Ага, сейчас скажет, что я ворую у них деньги; но нет, как же. Осторожность превыше всего. Помимо порядка, разумеется.

— Я был очень рад вас видеть и с нетерпением жду вашей работы.

Белесые плитки пола, скользящие навстречу; потом ступеньки. Будет зелено. Нет же — ночь, темная зелень ночи. Снова, как тогда, отвесный свет фонарей. Свет падал, падал, падал.

10

Это не было прозрением, но и не было простым чувством потери; как будто целая страна перестала существовать, целый континент ушел под воду, я подумал тогда, что есть разница между тем, когда говорят «земля ушла из-под ног», и этим странным чувством, что земли больше нет и весь мир наполняется густой и вязкой пустотой. Но на этот раз приступ был недолгим, некоторое время эта боль билась и пульсировала во мне, а потом вдруг отхлынула куда-то на задворки сознания, обнажив пропасть между душою и миром, медленно переходящую в равнодушие.
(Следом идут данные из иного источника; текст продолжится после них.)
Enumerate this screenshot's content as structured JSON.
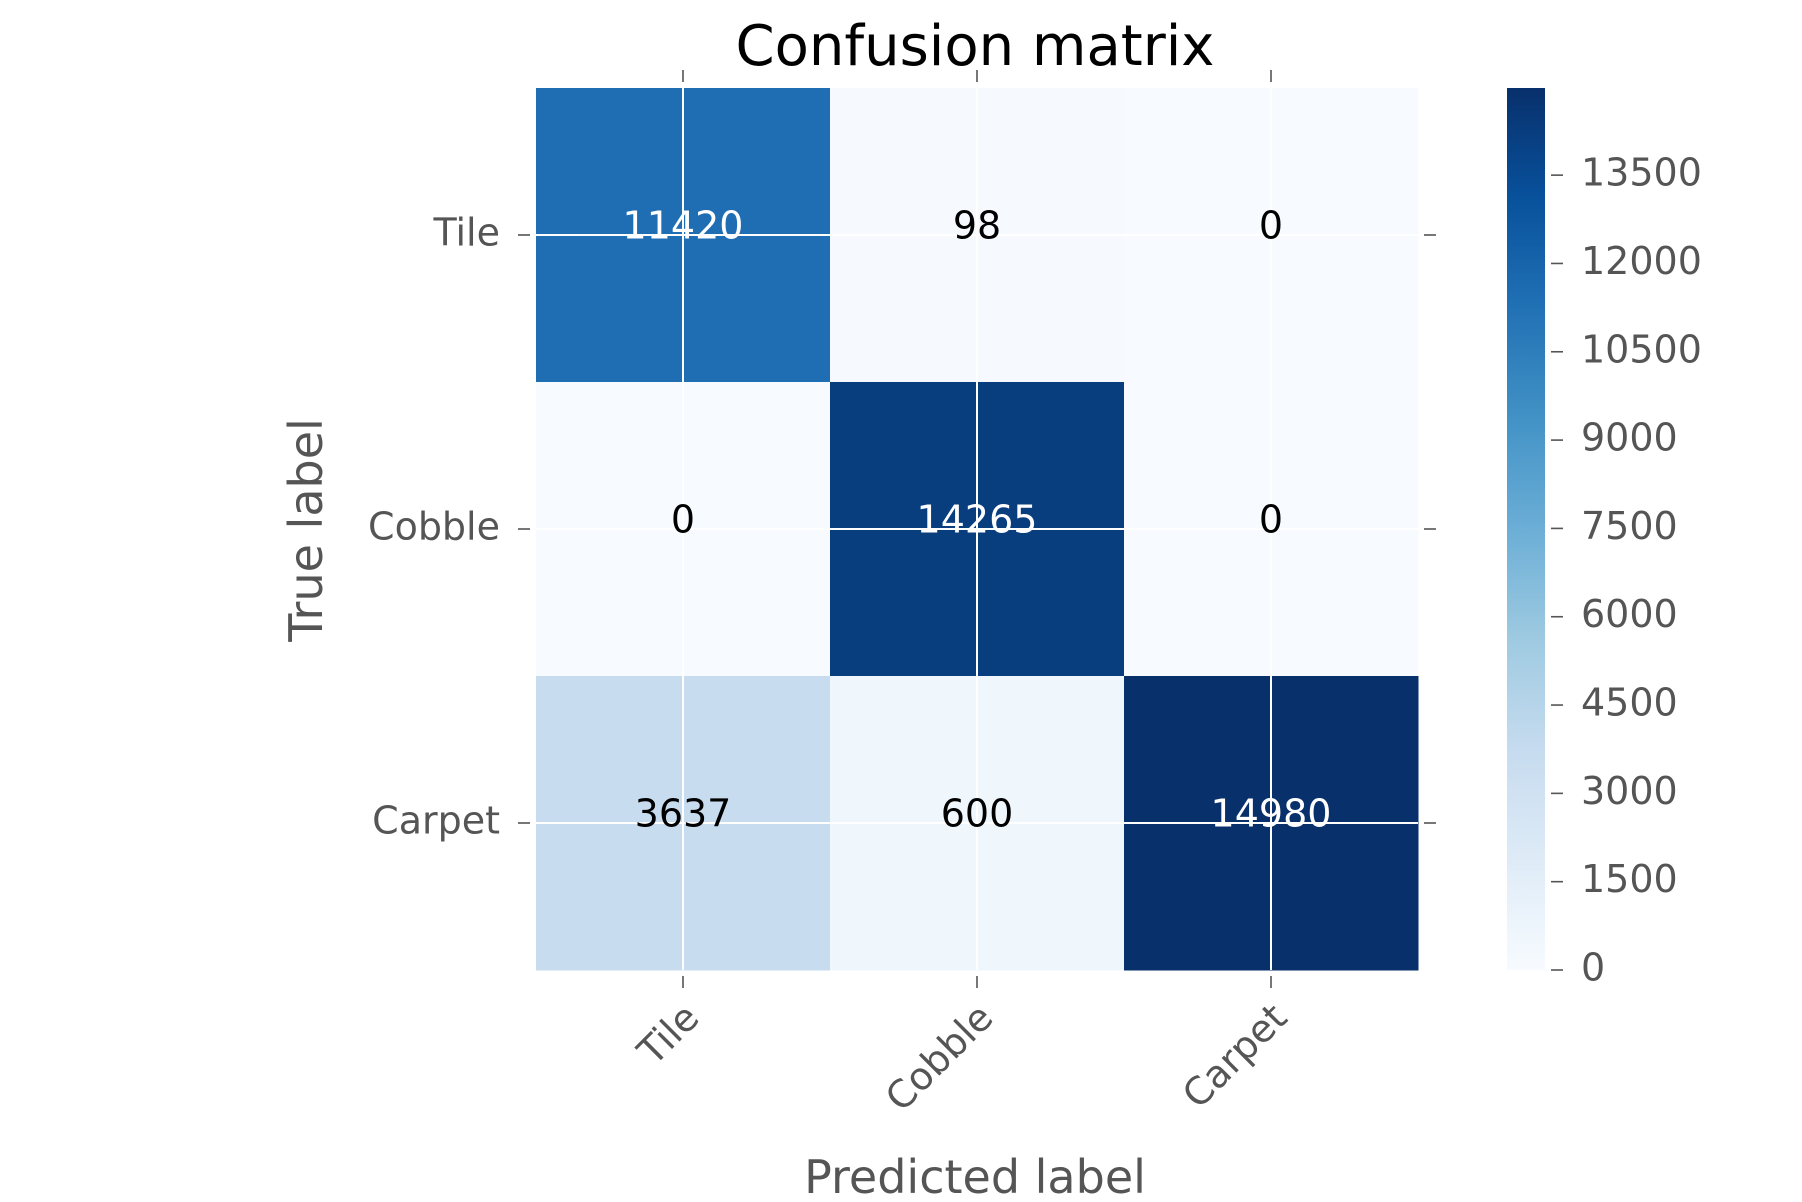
{
  "chart_data": {
    "type": "heatmap",
    "title": "Confusion matrix",
    "xlabel": "Predicted label",
    "ylabel": "True label",
    "x_categories": [
      "Tile",
      "Cobble",
      "Carpet"
    ],
    "y_categories": [
      "Tile",
      "Cobble",
      "Carpet"
    ],
    "matrix": [
      [
        11420,
        98,
        0
      ],
      [
        0,
        14265,
        0
      ],
      [
        3637,
        600,
        14980
      ]
    ],
    "colormap": "Blues",
    "color_range": [
      0,
      14980
    ],
    "colorbar_ticks": [
      0,
      1500,
      3000,
      4500,
      6000,
      7500,
      9000,
      10500,
      12000,
      13500
    ],
    "grid": true,
    "colors": {
      "cmap": [
        "#f7fbff",
        "#deebf7",
        "#c6dbef",
        "#9ecae1",
        "#6baed6",
        "#4292c6",
        "#2171b5",
        "#08519c",
        "#08306b"
      ],
      "text_light": "#ffffff",
      "text_dark": "#000000",
      "axis_text": "#555555"
    }
  }
}
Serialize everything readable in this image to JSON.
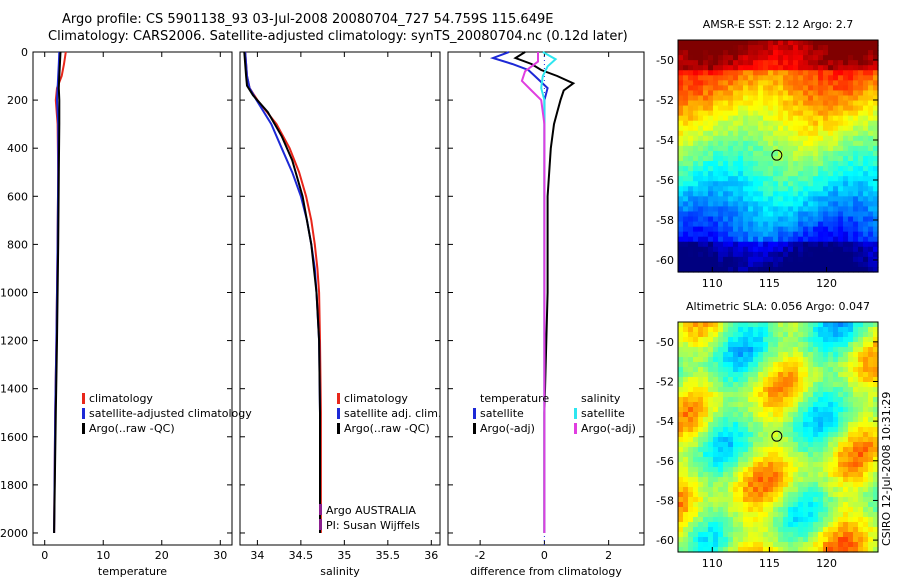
{
  "header": {
    "line1": "Argo profile: CS 5901138_93 03-Jul-2008 20080704_727 54.759S 115.649E",
    "line2": "Climatology: CARS2006. Satellite-adjusted climatology: synTS_20080704.nc (0.12d later)"
  },
  "colors": {
    "clim": "#e8261a",
    "sat": "#1d29d6",
    "argo": "#000000",
    "sal_sat": "#2ee6f0",
    "sal_argo": "#e03ee0",
    "pi": "#8a1f8f"
  },
  "depth_axis": {
    "ylim": [
      0,
      2050
    ],
    "ticks": [
      "0",
      "200",
      "400",
      "600",
      "800",
      "1000",
      "1200",
      "1400",
      "1600",
      "1800",
      "2000"
    ]
  },
  "credit": {
    "pi_line1": "Argo AUSTRALIA",
    "pi_line2": "PI: Susan Wijffels",
    "csiro": "CSIRO 12-Jul-2008 10:31:29"
  },
  "chart_data": [
    {
      "type": "line",
      "name": "temperature",
      "xlabel": "temperature",
      "xlim": [
        -2,
        32
      ],
      "xticks": [
        "0",
        "10",
        "20",
        "30"
      ],
      "legend": [
        "climatology",
        "satellite-adjusted climatology",
        "Argo(..raw -QC)"
      ],
      "series": [
        {
          "name": "climatology",
          "depth": [
            0,
            50,
            100,
            150,
            200,
            300,
            500,
            800,
            1200,
            1500,
            2000
          ],
          "values": [
            3.6,
            3.3,
            2.9,
            2.1,
            1.9,
            2.2,
            2.3,
            2.2,
            2.0,
            1.8,
            1.6
          ]
        },
        {
          "name": "satellite-adjusted climatology",
          "depth": [
            0,
            50,
            100,
            150,
            200,
            300,
            500,
            800,
            1200,
            1500,
            2000
          ],
          "values": [
            2.5,
            2.4,
            2.3,
            2.2,
            2.1,
            2.3,
            2.3,
            2.2,
            2.0,
            1.8,
            1.6
          ]
        },
        {
          "name": "Argo(..raw -QC)",
          "depth": [
            0,
            50,
            100,
            150,
            200,
            300,
            500,
            800,
            1200,
            1500,
            2000
          ],
          "values": [
            2.7,
            2.6,
            2.5,
            2.4,
            2.5,
            2.5,
            2.4,
            2.3,
            2.1,
            1.9,
            1.6
          ]
        }
      ]
    },
    {
      "type": "line",
      "name": "salinity",
      "xlabel": "salinity",
      "xlim": [
        33.8,
        36.1
      ],
      "xticks": [
        "34",
        "34.5",
        "35",
        "35.5",
        "36"
      ],
      "legend": [
        "climatology",
        "satellite adj. clim.",
        "Argo(..raw -QC)"
      ],
      "series": [
        {
          "name": "climatology",
          "depth": [
            0,
            50,
            100,
            150,
            200,
            300,
            400,
            500,
            600,
            700,
            800,
            900,
            1000,
            1200,
            1500,
            2000
          ],
          "values": [
            33.86,
            33.87,
            33.88,
            33.91,
            34.0,
            34.22,
            34.37,
            34.48,
            34.56,
            34.62,
            34.66,
            34.69,
            34.71,
            34.72,
            34.73,
            34.73
          ]
        },
        {
          "name": "satellite adj. clim.",
          "depth": [
            0,
            50,
            100,
            150,
            200,
            300,
            400,
            500,
            600,
            700,
            800,
            900,
            1000,
            1200,
            1500,
            2000
          ],
          "values": [
            33.86,
            33.87,
            33.88,
            33.91,
            33.99,
            34.16,
            34.28,
            34.4,
            34.5,
            34.57,
            34.62,
            34.66,
            34.68,
            34.71,
            34.72,
            34.72
          ]
        },
        {
          "name": "Argo(..raw -QC)",
          "depth": [
            0,
            50,
            100,
            140,
            180,
            250,
            350,
            450,
            600,
            800,
            1000,
            1200,
            1500,
            2000
          ],
          "values": [
            33.85,
            33.86,
            33.87,
            33.88,
            33.95,
            34.12,
            34.28,
            34.4,
            34.52,
            34.62,
            34.68,
            34.71,
            34.72,
            34.72
          ]
        }
      ]
    },
    {
      "type": "line",
      "name": "difference",
      "xlabel": "difference from climatology",
      "xlim": [
        -3.0,
        3.1
      ],
      "xticks": [
        "-2",
        "0",
        "2"
      ],
      "legend_temperature": [
        "temperature",
        "satellite",
        "Argo(-adj)"
      ],
      "legend_salinity": [
        "salinity",
        "satellite",
        "Argo(-adj)"
      ],
      "series": [
        {
          "name": "temperature satellite",
          "depth": [
            0,
            25,
            50,
            75,
            100,
            150,
            200,
            300,
            500,
            1000,
            1500,
            2000
          ],
          "values": [
            -1.1,
            -1.6,
            -1.0,
            -0.5,
            -0.3,
            0.1,
            0.0,
            0.0,
            0.0,
            0.0,
            0.0,
            0.0
          ]
        },
        {
          "name": "temperature Argo(-adj)",
          "depth": [
            0,
            25,
            50,
            75,
            100,
            130,
            160,
            200,
            250,
            300,
            400,
            600,
            1000,
            1500,
            2000
          ],
          "values": [
            -0.6,
            -0.9,
            -0.4,
            -0.1,
            0.4,
            0.9,
            0.6,
            0.5,
            0.4,
            0.3,
            0.2,
            0.1,
            0.1,
            0.0,
            0.0
          ]
        },
        {
          "name": "salinity satellite",
          "depth": [
            0,
            30,
            60,
            100,
            150,
            200,
            300,
            600,
            1000,
            1500,
            2000
          ],
          "values": [
            -0.05,
            0.35,
            0.1,
            -0.05,
            -0.1,
            0.0,
            0.0,
            0.0,
            0.0,
            0.0,
            0.0
          ]
        },
        {
          "name": "salinity Argo(-adj)",
          "depth": [
            0,
            40,
            80,
            120,
            160,
            200,
            300,
            600,
            1000,
            1500,
            2000
          ],
          "values": [
            -0.2,
            -0.2,
            -0.6,
            -0.7,
            -0.4,
            -0.1,
            0.0,
            0.0,
            0.0,
            0.0,
            0.0
          ]
        }
      ]
    },
    {
      "type": "heatmap",
      "name": "sst",
      "title": "AMSR-E SST: 2.12 Argo: 2.7",
      "xticks": [
        "110",
        "115",
        "120"
      ],
      "yticks": [
        "-50",
        "-52",
        "-54",
        "-56",
        "-58",
        "-60"
      ],
      "xlim": [
        107,
        124.5
      ],
      "ylim": [
        -60.6,
        -49
      ],
      "argo_position": [
        115.649,
        -54.759
      ]
    },
    {
      "type": "heatmap",
      "name": "sla",
      "title": "Altimetric SLA: 0.056 Argo: 0.047",
      "xticks": [
        "110",
        "115",
        "120"
      ],
      "yticks": [
        "-50",
        "-52",
        "-54",
        "-56",
        "-58",
        "-60"
      ],
      "xlim": [
        107,
        124.5
      ],
      "ylim": [
        -60.6,
        -49
      ],
      "argo_position": [
        115.649,
        -54.759
      ]
    }
  ]
}
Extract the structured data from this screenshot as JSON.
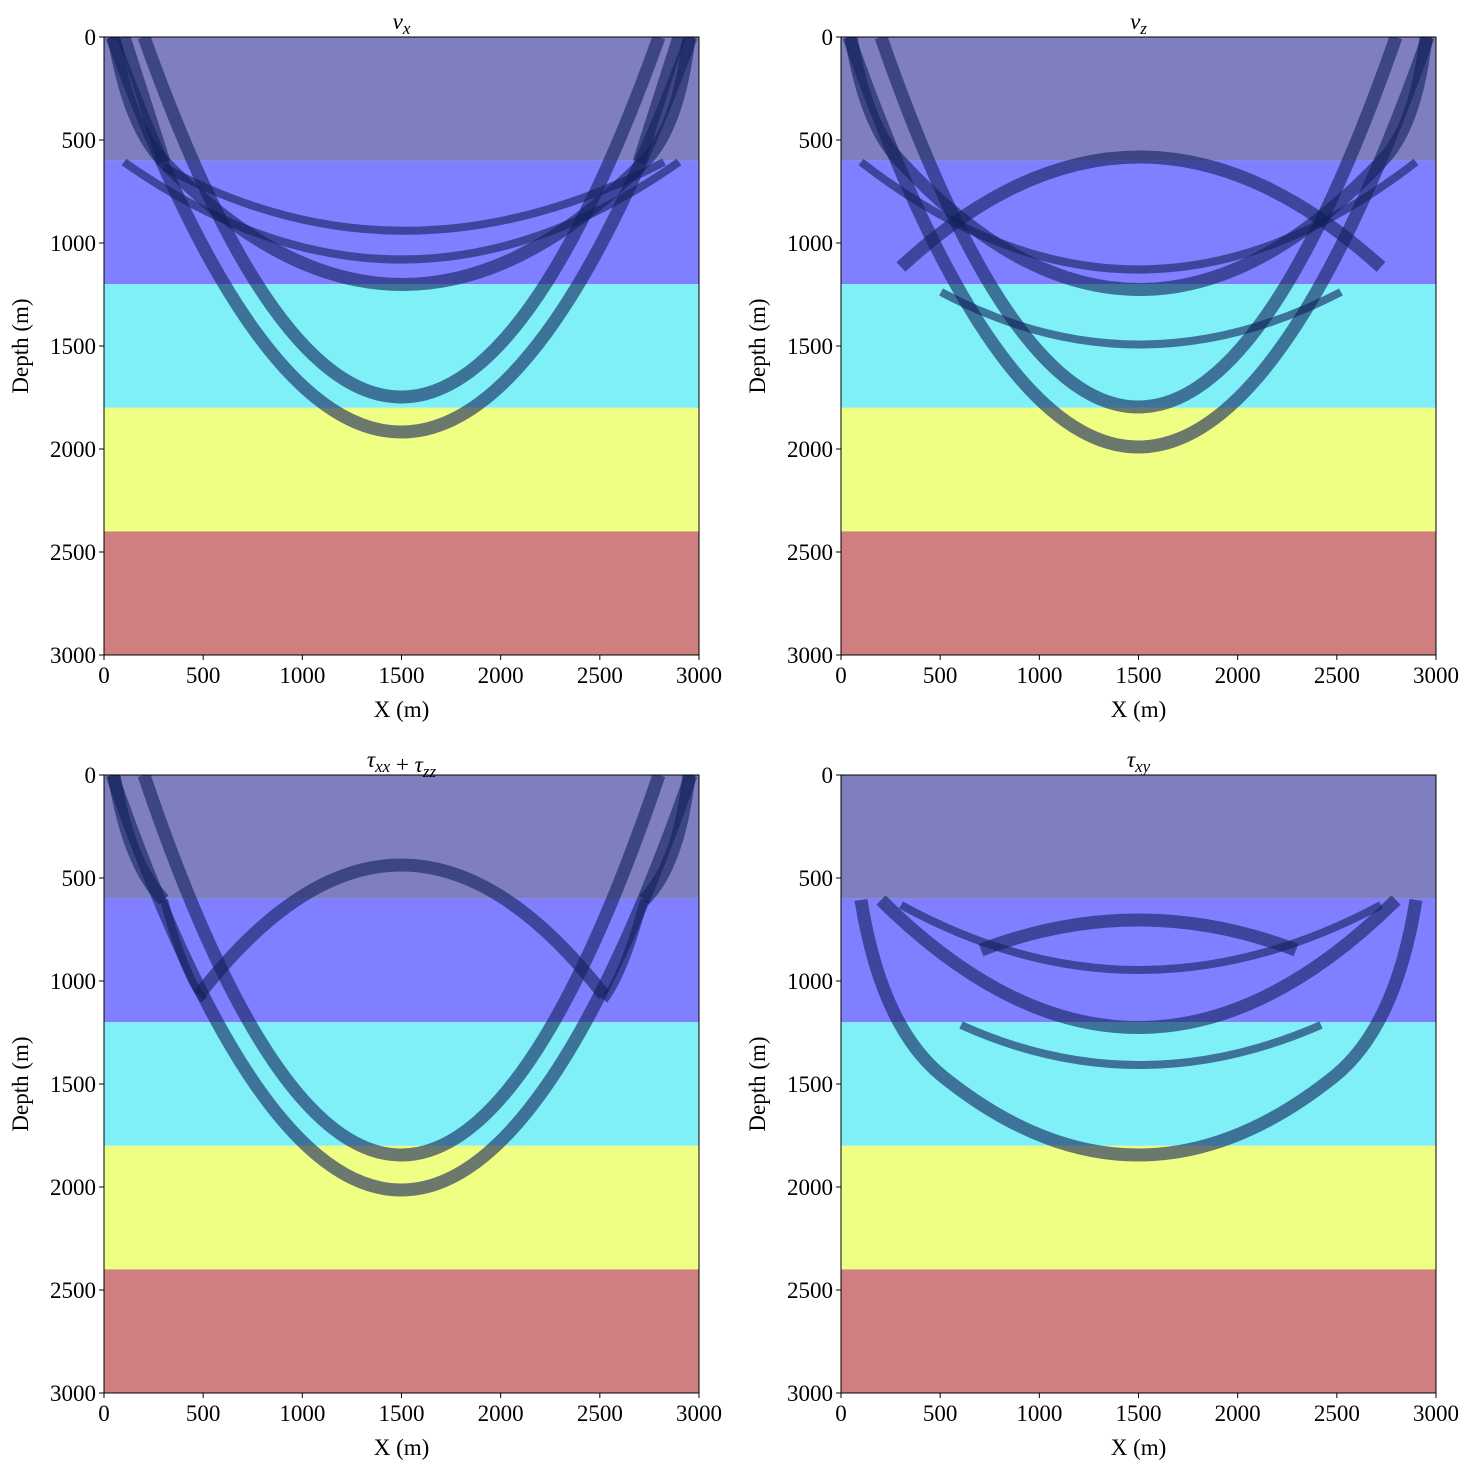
{
  "chart_data": [
    {
      "type": "image",
      "title": [
        {
          "base": "v",
          "sub": "x"
        }
      ],
      "xlabel": "X (m)",
      "ylabel": "Depth (m)",
      "xlim": [
        0,
        3000
      ],
      "ylim": [
        3000,
        0
      ],
      "xticks": [
        0,
        500,
        1000,
        1500,
        2000,
        2500,
        3000
      ],
      "yticks": [
        0,
        500,
        1000,
        1500,
        2000,
        2500,
        3000
      ],
      "layer_bounds": [
        0,
        600,
        1200,
        1800,
        2400,
        3000
      ],
      "layer_colors": [
        "#7f7fbf",
        "#7f7fff",
        "#7ff0f7",
        "#efff84",
        "#cf7f7f"
      ]
    },
    {
      "type": "image",
      "title": [
        {
          "base": "v",
          "sub": "z"
        }
      ],
      "xlabel": "X (m)",
      "ylabel": "Depth (m)",
      "xlim": [
        0,
        3000
      ],
      "ylim": [
        3000,
        0
      ],
      "xticks": [
        0,
        500,
        1000,
        1500,
        2000,
        2500,
        3000
      ],
      "yticks": [
        0,
        500,
        1000,
        1500,
        2000,
        2500,
        3000
      ],
      "layer_bounds": [
        0,
        600,
        1200,
        1800,
        2400,
        3000
      ],
      "layer_colors": [
        "#7f7fbf",
        "#7f7fff",
        "#7ff0f7",
        "#efff84",
        "#cf7f7f"
      ]
    },
    {
      "type": "image",
      "title": [
        {
          "base": "τ",
          "sub": "xx"
        },
        {
          "base": " + "
        },
        {
          "base": "τ",
          "sub": "zz"
        }
      ],
      "xlabel": "X (m)",
      "ylabel": "Depth (m)",
      "xlim": [
        0,
        3000
      ],
      "ylim": [
        3000,
        0
      ],
      "xticks": [
        0,
        500,
        1000,
        1500,
        2000,
        2500,
        3000
      ],
      "yticks": [
        0,
        500,
        1000,
        1500,
        2000,
        2500,
        3000
      ],
      "layer_bounds": [
        0,
        600,
        1200,
        1800,
        2400,
        3000
      ],
      "layer_colors": [
        "#7f7fbf",
        "#7f7fff",
        "#7ff0f7",
        "#efff84",
        "#cf7f7f"
      ]
    },
    {
      "type": "image",
      "title": [
        {
          "base": "τ",
          "sub": "xy"
        }
      ],
      "xlabel": "X (m)",
      "ylabel": "Depth (m)",
      "xlim": [
        0,
        3000
      ],
      "ylim": [
        3000,
        0
      ],
      "xticks": [
        0,
        500,
        1000,
        1500,
        2000,
        2500,
        3000
      ],
      "yticks": [
        0,
        500,
        1000,
        1500,
        2000,
        2500,
        3000
      ],
      "layer_bounds": [
        0,
        600,
        1200,
        1800,
        2400,
        3000
      ],
      "layer_colors": [
        "#7f7fbf",
        "#7f7fff",
        "#7ff0f7",
        "#efff84",
        "#cf7f7f"
      ]
    }
  ]
}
Мне еще иногда казалось, что все могло бы сложиться и как-то иначе, но это происходило все реже, и все чаще, поднимаясь на волнах удушающего отчуждения, твердого и прекрасного равнодушия, на меня опрокидывалась белесая волна чувства неизбежности, чувства судьбы. «С этим миром у меня нет ничего общего, — как-то сказал я себе, а потом добавил: — Все могло бы быть и иначе, все еще будет иначе». Между этими двумя мыслями, раскачиваясь, как огромный тяжелый маятник, подвешенный к потолку, пульсировала моя жизнь, ударяясь в грудь и оставляя на коже синие следы ударов. Мне часто казалось, что я задыхаюсь, но потом прошло и это; колебания маятника постепенно становились все меньше, а этот город и его мир отходили все дальше: как-то ночью я проезжал мимо Старого города и, взглянув на его стены, выбеленные ночной подсветкой, темную зелень деревьев около Новых ворот, удивился, обнаружив в себе то странное чувство, с которым турист смотрит на чужой, все еще малознакомый, хотя и любопытный город, из которого ему завтра предстоит уехать. Вот все и кончилось, сказал я себе; иначе уже не будет; пора домой.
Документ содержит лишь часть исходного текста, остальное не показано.